A gastropub with housemade sausage might not sound particularly special, but when you find out that their Sausage of the Sea has a mix of salmon, fresh octopus, dry sea scallops and herbs, you'll definitely want to make a beeline in that direction. Add to that their house-cured bacon, TVs, and rare craft German beers (some of which get mixed with duck into another housemade sausage) and the spot is a must-visit.
The central island bar at Yard House is ringed by an impressive array of tap handles, ranging from familiar classics to intriguing selections you've never actually seen in person before. On top of all that, the menu of American fusion cuisine includes street taco plates, steaks, pan-seared ahi tuna, and roasted turkey pot pie.
Don’t let the graffiti-covered brick walls and cassette tape mosaics fool you: far from an average dive bar, the Lokal is a sustainability-conscious gastropub, slinging surprisingly healthy bar fare. Regulars frequent this Coconut Grove spot for favorites like the Fidy-Fidy burger, made with house-ground beef and bacon, finished with melted Monterey jack cheese and sweet onion marmalade, as well as smaller bites like the perfectly crispy sweet potato fries. We suggest ordering a craft beer and heading for the patio: given the special food menu for dogs, it’s a popular spot for puppies.
A casual microbrewery that puts emphasis on the food, so you can nosh on American fare ranging from the more simple pub food to quality seafood. They also host live entertainment throughout the week, including karaoke, blues, and open mic/jazz sessions.
Who doesn't love a poolside beer/wine bar with mosaic blue tile walls, a flatscreen for games, and seating around said pool? Chow down artisan pizzas, or an 8oz Angus burger with bacon and feta, because happy hour goes til 8pm.
Rarely does one encounter a dive bar that places such emphasis on skillfully crafted food with elegant presentation. For those who crave a chill ambience (think: repurposed wooden walls, dim lights, and chalkboard drink specials) with gourmet flavors, 180 Degrees at the DRB offers a respite. It’s a gastropub that marries traditional culinary techniques with bar fare, leaving locals raving about their signature 50/50 burger (a house-ground patty of chorizo and beef, topped with queso frito, spicy lime aioli, and a fried egg) not to mention their rotating list of over 50 draft beers.
Boxelder is a craft beer shop and bar in the Wynwood Arts District. Not only does Boxelder feature some great domestic and imported brews, but it also serves as a gallery space. Started by two former gallerists, the shop hosts exhibitions of local contemporary art that rotate about every three months.

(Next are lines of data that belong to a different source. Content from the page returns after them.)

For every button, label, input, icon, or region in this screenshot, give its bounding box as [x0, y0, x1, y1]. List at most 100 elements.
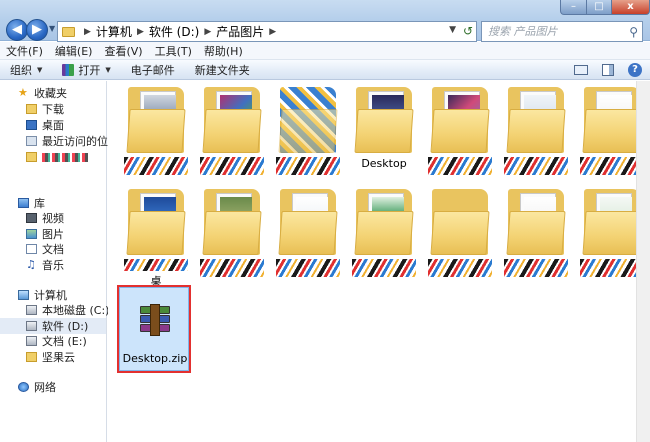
minimize-button[interactable]: –: [560, 0, 587, 15]
redacted-label: [504, 157, 568, 175]
search-input[interactable]: 搜索 产品图片 ⚲: [481, 21, 643, 42]
folder-item[interactable]: [120, 83, 192, 183]
folder-icon: [126, 189, 186, 255]
open-button[interactable]: 打开 ▼: [62, 62, 111, 78]
nav-drive-e[interactable]: 文档 (E:): [26, 333, 87, 349]
nav-label: 图片: [42, 228, 64, 241]
chevron-down-icon: ▼: [37, 65, 43, 74]
folder-icon: [430, 189, 490, 255]
help-icon[interactable]: ?: [628, 63, 642, 77]
nav-videos[interactable]: 视频: [26, 210, 64, 226]
folder-icon: [62, 26, 75, 37]
chevron-down-icon: ▼: [105, 65, 111, 74]
folder-icon: [506, 189, 566, 255]
chevron-down-icon[interactable]: ▼: [449, 25, 456, 35]
folder-item[interactable]: [272, 83, 344, 183]
computer-icon: [18, 290, 29, 300]
search-icon[interactable]: ⚲: [629, 23, 638, 42]
chevron-right-icon[interactable]: ▶: [84, 27, 91, 37]
menu-help[interactable]: 帮助(H): [204, 43, 243, 59]
chevron-right-icon[interactable]: ▶: [269, 27, 276, 37]
redacted-label: [428, 157, 492, 175]
nav-computer[interactable]: 计算机: [18, 287, 67, 303]
chevron-right-icon[interactable]: ▶: [137, 27, 144, 37]
recent-pages-dropdown[interactable]: ▼: [49, 24, 55, 33]
nav-pictures[interactable]: 图片: [26, 226, 64, 242]
menu-tools[interactable]: 工具(T): [155, 43, 192, 59]
download-folder-icon: [26, 104, 37, 114]
nav-drive-d[interactable]: 软件 (D:): [0, 318, 106, 334]
new-folder-button[interactable]: 新建文件夹: [195, 62, 250, 78]
folder-item-desktop[interactable]: Desktop: [348, 83, 420, 183]
email-button[interactable]: 电子邮件: [131, 62, 175, 78]
nav-downloads[interactable]: 下载: [26, 101, 64, 117]
menu-edit[interactable]: 编辑(E): [55, 43, 93, 59]
redacted-label: [124, 259, 188, 271]
document-icon: [26, 244, 37, 254]
redacted-label: [200, 157, 264, 175]
folder-item[interactable]: [348, 185, 420, 285]
arrow-right-icon: ▶: [32, 22, 42, 37]
nav-label: 计算机: [34, 289, 67, 302]
nav-jianguoyun[interactable]: 坚果云: [26, 349, 75, 365]
nav-drive-c[interactable]: 本地磁盘 (C:): [26, 302, 109, 318]
nav-libraries[interactable]: 库: [18, 195, 45, 211]
drive-icon: [26, 321, 37, 331]
nav-recent-places[interactable]: 最近访问的位置: [26, 133, 119, 149]
folder-item[interactable]: [424, 185, 496, 285]
nav-label: 本地磁盘 (C:): [42, 304, 110, 317]
folder-item[interactable]: [196, 83, 268, 183]
file-list[interactable]: Desktop 桌 Desktop.zip: [108, 81, 644, 442]
chevron-right-icon[interactable]: ▶: [204, 27, 211, 37]
menu-file[interactable]: 文件(F): [6, 43, 43, 59]
refresh-icon[interactable]: ↺: [463, 24, 473, 38]
nav-desktop[interactable]: 桌面: [26, 117, 64, 133]
breadcrumb-product-images[interactable]: 产品图片: [216, 23, 264, 40]
nav-music[interactable]: ♫ 音乐: [26, 257, 64, 273]
folder-item[interactable]: [500, 83, 572, 183]
redacted-label: [504, 259, 568, 277]
back-button[interactable]: ◀: [6, 19, 28, 41]
nav-redacted-folder[interactable]: [26, 149, 88, 165]
nav-documents[interactable]: 文档: [26, 241, 64, 257]
organize-label: 组织: [10, 63, 32, 77]
forward-button[interactable]: ▶: [26, 19, 48, 41]
nav-label: 音乐: [42, 259, 64, 272]
nav-label: 收藏夹: [34, 87, 67, 100]
arrow-left-icon: ◀: [12, 22, 22, 37]
redacted-label: [200, 259, 264, 277]
network-icon: [18, 382, 29, 392]
vertical-scrollbar[interactable]: [636, 81, 650, 442]
organize-button[interactable]: 组织 ▼: [10, 62, 42, 78]
maximize-button[interactable]: □: [586, 0, 612, 15]
desktop-icon: [26, 120, 37, 130]
nav-label: 软件 (D:): [42, 320, 89, 333]
folder-item[interactable]: [196, 185, 268, 285]
redacted-label: [276, 259, 340, 277]
nav-network[interactable]: 网络: [18, 379, 56, 395]
folder-item[interactable]: [424, 83, 496, 183]
folder-icon: [202, 189, 262, 255]
preview-pane-icon[interactable]: [602, 64, 614, 76]
folder-icon: [126, 87, 186, 153]
nav-favorites[interactable]: ★ 收藏夹: [18, 85, 67, 101]
folder-item[interactable]: 桌: [120, 185, 192, 288]
nav-label: 库: [34, 197, 45, 210]
folder-icon: [506, 87, 566, 153]
change-view-icon[interactable]: [574, 65, 588, 75]
folder-item[interactable]: [500, 185, 572, 285]
nav-label: 网络: [34, 381, 56, 394]
folder-icon: [202, 87, 262, 153]
library-icon: [18, 198, 29, 208]
menu-view[interactable]: 查看(V): [104, 43, 142, 59]
breadcrumb-computer[interactable]: 计算机: [96, 23, 132, 40]
nav-label: 文档: [42, 243, 64, 256]
close-button[interactable]: x: [611, 0, 650, 15]
nav-label: 桌面: [42, 119, 64, 132]
drive-icon: [26, 336, 37, 346]
breadcrumb-drive-d[interactable]: 软件 (D:): [149, 23, 199, 40]
folder-item[interactable]: [272, 185, 344, 285]
address-bar[interactable]: ▶ 计算机 ▶ 软件 (D:) ▶ 产品图片 ▶ ▼ ↺: [57, 21, 477, 42]
video-icon: [26, 213, 37, 223]
folder-icon: [430, 87, 490, 153]
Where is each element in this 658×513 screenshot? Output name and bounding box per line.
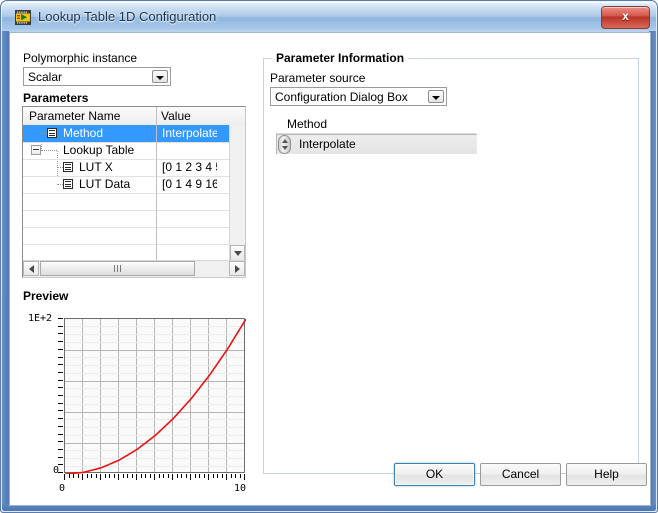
column-divider[interactable] [156,107,157,125]
parameter-leaf-icon [63,179,73,189]
scroll-thumb[interactable] [40,261,195,276]
parameters-tree[interactable]: Parameter Name Value Method Interpolate [22,106,246,278]
parameter-name: LUT X [79,160,113,174]
x-axis-max-label: 10 [234,483,247,494]
table-row[interactable] [23,227,230,245]
close-button[interactable]: x [601,6,650,29]
window-frame-left [2,31,9,511]
parameter-name: LUT Data [79,177,131,191]
tree-vertical-scrollbar[interactable] [229,125,245,261]
method-ring-control[interactable]: Interpolate [276,134,477,154]
tree-expander-collapse-icon[interactable] [31,145,41,155]
parameter-value: Interpolate [162,126,217,140]
column-divider [156,125,157,261]
table-row[interactable]: LUT X [0 1 2 3 4 5 6 [23,159,230,177]
tree-header: Parameter Name Value [23,107,245,126]
tree-body: Method Interpolate Lookup Table LUT X [0… [23,125,230,262]
column-header-parameter-name[interactable]: Parameter Name [29,109,120,123]
plot-curve [65,319,246,474]
scroll-left-button[interactable] [23,261,39,276]
parameter-name: Lookup Table [63,143,135,157]
polymorphic-instance-value: Scalar [28,70,63,84]
column-header-value[interactable]: Value [161,109,191,123]
parameter-leaf-icon [63,162,73,172]
x-axis-min-label: 0 [59,483,66,494]
parameters-label: Parameters [23,91,89,105]
cancel-button[interactable]: Cancel [480,463,561,486]
method-spinner[interactable] [278,135,291,154]
table-row[interactable]: Method Interpolate [23,125,230,143]
scroll-down-button[interactable] [230,245,245,261]
table-row[interactable]: LUT Data [0 1 4 9 16 2 [23,176,230,194]
scroll-right-button[interactable] [229,261,245,276]
window-title: Lookup Table 1D Configuration [38,9,217,24]
title-bar[interactable]: Lookup Table 1D Configuration x [2,2,656,32]
ok-button[interactable]: OK [394,463,475,486]
tree-horizontal-scrollbar[interactable] [23,260,245,277]
method-label: Method [287,117,328,131]
table-row[interactable] [23,193,230,211]
plot-area [64,318,246,474]
dialog-client-area: Polymorphic instance Scalar Parameters P… [9,32,651,506]
x-axis [64,474,245,480]
parameter-information-title: Parameter Information [272,51,409,65]
parameter-name: Method [63,126,104,140]
help-button[interactable]: Help [566,463,647,486]
chevron-down-icon[interactable] [428,90,444,103]
table-row[interactable] [23,210,230,228]
chevron-down-icon[interactable] [152,70,168,83]
parameter-value: [0 1 2 3 4 5 6 [162,160,217,174]
parameter-source-label: Parameter source [270,71,366,85]
tree-connector [41,150,57,151]
preview-label: Preview [23,289,69,303]
polymorphic-instance-label: Polymorphic instance [23,51,138,65]
parameter-leaf-icon [47,128,57,138]
table-row[interactable]: Lookup Table [23,142,230,160]
y-axis-min-label: 0 [53,465,60,476]
parameter-source-combo[interactable]: Configuration Dialog Box [270,87,447,106]
method-value: Interpolate [299,137,356,151]
dialog-window: Lookup Table 1D Configuration x Polymorp… [0,0,658,513]
parameter-source-value: Configuration Dialog Box [275,90,408,104]
polymorphic-instance-combo[interactable]: Scalar [23,67,171,86]
preview-chart: 1E+2 0 0 10 [23,308,251,494]
parameter-value: [0 1 4 9 16 2 [162,177,217,191]
labview-vi-icon [15,10,31,25]
y-axis-max-label: 1E+2 [28,313,53,324]
close-icon: x [622,9,629,23]
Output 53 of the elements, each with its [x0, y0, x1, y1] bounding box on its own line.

This homey, family-owned Ft. Lauderdale joint was born out of an old convenience store, where 550+ beers fill fridges that used to hold year-old sandwiches. You can crack open any of them in the store or save ‘em for home while getting down on the 20+ expertly curated taps, which often get taken over by some of Florida’s finest. If you do pull from the fridge, you just bring your empties to the counter when you're done and pay on the honor system. Riverside has effectively taken over the neighborhood with Craft Beer Cartel across the street, which itself holds beers, a nanobrewery, and homebrew equipment.
The Room was built for the pensive conversational type, whose agenda is best carried out under dim lighting with subtle innuendo and clever rapport. To be more direct, it's a cool date spot. It's quiet, intimate and it has an extensive beer and wine list. It's just you, your date and a shared longing for each other in the candle light. How poetic.